Strasburg To "Examine" All

STRASBURG TO "EXAMINE" ALL
Vardan Grigoryan

Hayots Ashkhar Daily
June 24, 2008
Armenia

Armenia could not be an exception

Despite the Armenian authorities’ efforts towards the implementation of
Resolution # 1609, the Parliamentary Assembly of the Council of Europe
is going to discuss the issue on the "Activities of the Democratic
Institutions in Armenia" in its summer session on June 23-27, taking
into consideration the non-adequate assessment made by the Monitoring
Committee at the last moment.

Following the visit of J. Columbier and J. Prescott, co-rapporteurs
of the PACE Monitoring Committee, Chairman S. Holovati expressed an
opinion on June 20 that it was justified to hold a discussion devoted
to Armenia in the Assembly’s plenary session.

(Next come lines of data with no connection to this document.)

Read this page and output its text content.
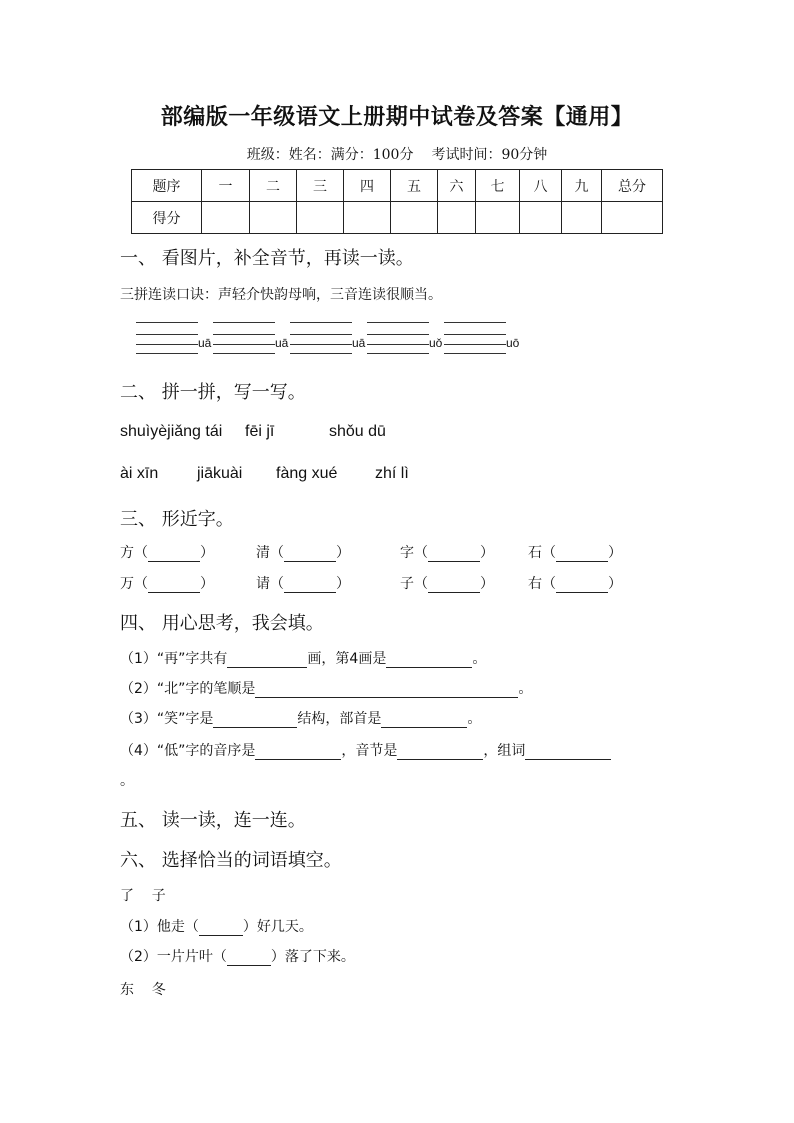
部编版一年级语文上册期中试卷及答案【通用】
班级：姓名：满分：100分 考试时间：90分钟
题序	一	二	三	四	五	六	七	八	九	总分
得分										
一、 看图片，补全音节，再读一读。
三拼连读口诀：声轻介快韵母响，三音连读很顺当。
uā	uā	uā	uǒ	uō
二、 拼一拼，写一写。
shuìyèjiǎng tái fēi jī	shǒu dū
ài xīn jiākuài fàng xué zhí lì
三、 形近字。
方（	）	清（	）	字（	） 石（	）
万（	）	请（	）	子（	） 右（	）
四、 用心思考，我会填。
（1）“再”字共有	画，第4画是	。
（2）“北”字的笔顺是	。
（3）“笑”字是	结构，部首是	。
（4）“低”字的音序是	，音节是	，组词
。
五、 读一读，连一连。
六、 选择恰当的词语填空。
了    子
（1）他走（	）好几天。
（2）一片片叶（	）落了下来。
东    冬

As we see, the European organizations are making much haste. And the
reasons for such haste are neither Armenia nor its opposition.

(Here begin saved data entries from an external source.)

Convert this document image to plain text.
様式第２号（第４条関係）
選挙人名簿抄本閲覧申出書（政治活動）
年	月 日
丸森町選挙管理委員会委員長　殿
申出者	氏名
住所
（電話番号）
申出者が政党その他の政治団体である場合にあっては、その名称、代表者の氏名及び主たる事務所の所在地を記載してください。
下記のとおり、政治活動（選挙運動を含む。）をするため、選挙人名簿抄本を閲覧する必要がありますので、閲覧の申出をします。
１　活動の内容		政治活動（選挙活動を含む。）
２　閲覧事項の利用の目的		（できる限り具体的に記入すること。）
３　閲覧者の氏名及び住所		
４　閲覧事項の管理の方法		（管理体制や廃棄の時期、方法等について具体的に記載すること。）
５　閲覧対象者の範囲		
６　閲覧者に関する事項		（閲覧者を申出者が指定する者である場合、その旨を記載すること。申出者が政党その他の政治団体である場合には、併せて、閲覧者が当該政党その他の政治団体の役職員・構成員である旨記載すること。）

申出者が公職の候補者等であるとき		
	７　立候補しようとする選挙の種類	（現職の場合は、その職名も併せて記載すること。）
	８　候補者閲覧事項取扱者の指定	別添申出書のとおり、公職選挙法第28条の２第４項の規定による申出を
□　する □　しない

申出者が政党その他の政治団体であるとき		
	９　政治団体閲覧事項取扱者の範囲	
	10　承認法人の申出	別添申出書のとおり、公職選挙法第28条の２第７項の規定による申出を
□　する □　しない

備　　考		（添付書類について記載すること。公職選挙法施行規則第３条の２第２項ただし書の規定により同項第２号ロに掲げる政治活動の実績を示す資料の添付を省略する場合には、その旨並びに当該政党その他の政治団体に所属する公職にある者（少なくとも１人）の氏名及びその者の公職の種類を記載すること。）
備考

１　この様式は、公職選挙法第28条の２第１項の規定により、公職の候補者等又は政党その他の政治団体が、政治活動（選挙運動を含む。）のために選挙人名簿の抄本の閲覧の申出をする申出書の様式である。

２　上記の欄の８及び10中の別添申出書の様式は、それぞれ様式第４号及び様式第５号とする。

The EU Summit held in Brussels on the eve of the PACE summer session
has led to the realization of the "idea of the Eastern Partnership"-
an initiative undertaken by Poland and Sweden, (recommending the
European Commission, its executive body, to speedily elaborate the
detailed program on the principles and activities of the next summit
to be held in March 2009).

The authors of such bold initiative are mainly those eastern and Baltic
countries which have just joint the European Union and NATO. Encouraged
by the United States and gradually finding themselves between the
evil and the deep sea, i.e. the "Old Europe" on the hand and the
livening cooperation of Russia on the other, they have elaborated
the "Western Cooperation" format aimed at integrating the Eastern
European and South Caucasian countries of the former USSR (Moldova,
Ukraine, Georgia, Armenia, Azerbaijan and, if possible, Belarus) to
the Western community. And there’s the following goal: to grant those
countries privileged conditions for trade and economic cooperation
in addition to a visa regime.

Such bold step by the EU leaders is also dictated by the serious
discords with Russia in the process of the implementation of the
NABUKO program aimed at exporting power generating substances. In
such conditions, Europe again joins its efforts with the purpose of
spreading its influence upon the independent states of the eastern
and south-eastern parts of the former USSR.

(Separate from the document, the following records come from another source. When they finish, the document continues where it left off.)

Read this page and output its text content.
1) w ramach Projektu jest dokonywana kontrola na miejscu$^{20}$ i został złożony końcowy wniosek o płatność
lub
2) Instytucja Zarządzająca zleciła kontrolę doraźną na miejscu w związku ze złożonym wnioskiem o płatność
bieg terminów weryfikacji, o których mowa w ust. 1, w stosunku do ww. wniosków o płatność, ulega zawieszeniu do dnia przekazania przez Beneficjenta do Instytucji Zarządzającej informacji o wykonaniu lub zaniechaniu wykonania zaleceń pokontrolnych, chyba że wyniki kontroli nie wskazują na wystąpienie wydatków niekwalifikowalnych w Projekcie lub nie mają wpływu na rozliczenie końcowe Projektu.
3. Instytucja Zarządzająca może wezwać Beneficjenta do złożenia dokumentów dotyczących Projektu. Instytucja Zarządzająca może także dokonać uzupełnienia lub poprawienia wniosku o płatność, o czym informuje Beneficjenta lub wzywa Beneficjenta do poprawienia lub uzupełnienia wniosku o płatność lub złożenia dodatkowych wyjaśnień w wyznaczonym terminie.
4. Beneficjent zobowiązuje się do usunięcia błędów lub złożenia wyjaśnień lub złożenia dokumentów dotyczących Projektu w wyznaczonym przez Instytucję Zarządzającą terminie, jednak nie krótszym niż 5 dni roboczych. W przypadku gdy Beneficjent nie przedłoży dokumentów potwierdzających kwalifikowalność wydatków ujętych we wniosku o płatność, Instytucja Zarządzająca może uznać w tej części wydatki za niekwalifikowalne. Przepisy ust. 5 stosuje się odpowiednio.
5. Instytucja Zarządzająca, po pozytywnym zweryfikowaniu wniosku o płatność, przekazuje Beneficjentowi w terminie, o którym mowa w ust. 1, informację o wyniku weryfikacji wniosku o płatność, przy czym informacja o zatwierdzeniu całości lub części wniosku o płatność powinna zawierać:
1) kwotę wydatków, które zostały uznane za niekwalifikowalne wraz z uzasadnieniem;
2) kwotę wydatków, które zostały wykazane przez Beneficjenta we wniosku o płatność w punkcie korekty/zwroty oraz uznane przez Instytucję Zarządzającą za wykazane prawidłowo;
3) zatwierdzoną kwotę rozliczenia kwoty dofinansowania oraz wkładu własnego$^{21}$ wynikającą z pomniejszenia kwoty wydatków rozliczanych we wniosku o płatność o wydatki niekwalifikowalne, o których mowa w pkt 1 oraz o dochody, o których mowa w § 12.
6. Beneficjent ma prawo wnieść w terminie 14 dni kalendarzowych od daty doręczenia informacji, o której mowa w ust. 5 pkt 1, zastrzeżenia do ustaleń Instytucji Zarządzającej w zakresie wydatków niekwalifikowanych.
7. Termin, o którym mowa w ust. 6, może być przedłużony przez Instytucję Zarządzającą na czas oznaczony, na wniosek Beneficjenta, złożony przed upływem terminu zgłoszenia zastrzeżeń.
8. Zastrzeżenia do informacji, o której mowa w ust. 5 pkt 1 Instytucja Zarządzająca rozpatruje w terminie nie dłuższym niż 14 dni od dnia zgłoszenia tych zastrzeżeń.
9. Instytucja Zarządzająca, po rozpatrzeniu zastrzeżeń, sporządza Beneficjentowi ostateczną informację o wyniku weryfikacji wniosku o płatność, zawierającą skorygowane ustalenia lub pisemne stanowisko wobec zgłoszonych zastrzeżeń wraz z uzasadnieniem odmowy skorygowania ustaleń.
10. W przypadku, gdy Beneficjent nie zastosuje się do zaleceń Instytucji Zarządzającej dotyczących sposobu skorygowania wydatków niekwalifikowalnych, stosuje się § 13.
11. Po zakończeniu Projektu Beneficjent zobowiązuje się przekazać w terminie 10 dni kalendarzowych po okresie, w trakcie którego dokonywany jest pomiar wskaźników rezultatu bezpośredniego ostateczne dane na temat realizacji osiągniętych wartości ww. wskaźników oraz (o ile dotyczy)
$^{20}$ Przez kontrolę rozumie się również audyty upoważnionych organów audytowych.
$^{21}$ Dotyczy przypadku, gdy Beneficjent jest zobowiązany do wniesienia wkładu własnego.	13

So, it’s not accidental that the process of implementing the bold
initiative dictated by serious geo-political and geo-economic motives
is immediately included in the agenda of the PACE summer session with
stricter "procedures of examining" the democratic institutions in
almost all the above-mentioned states and their neighboring countries.

Judge yourselves: the PACE has just several days to discuss the
following:

a) the activities of the democratic institutions in Azerbaijan

b) the results of the parliamentary elections in Georgia

c) the activities of the democratic institutions in Turkey with respect
to Article 301 of the country’s Criminal Code, and R. Zarakoghlu’s
trial, i.e. the freedom to hold discussions devoted to the Armenian
Genocide.

d) the problem of combating environmental pollution in the Black Sea
basin, an issue closely connected with exporting oil from the Russian
ports via the Bosphorus Strait etc.

It turns out that the PACE summer session is going to become a big
tribunal for "clearing up matters" among the future members of the
"Eastern Partnership" and their closest neighbors, i.e. Turkey
and Russia. So, it becomes quite clear and conceivable why, after
J. Columbier and J. Perscott’s visit to Armenia, the possibility
of holding an extraordinary discussion on the "Activities of the
Democratic Institutions in Armenia" in the June 23-27 session seemed
quite likely.

The overlapped "South Caucasian" agenda causes all the countries of
our region, as well as their closest neighbors to be involved in some
long-term regime of total monitoring, as it is. In such conditions,
each country will become faced with sharply increasing demands in terms
of democratization, freedom of speech, transparency of elections and
other issues.

Does this mean that the PACE summer session may decide to deprive
our country of the right to vote as well?

We believe not, because the task set to the PACE by the European
Union and the United States does not concern the situation with the
democratic institutions in Armenia as a separate country, but rather,
the clarification and completion of the geo-political and geo-economic
course, important for the further development of the whole region.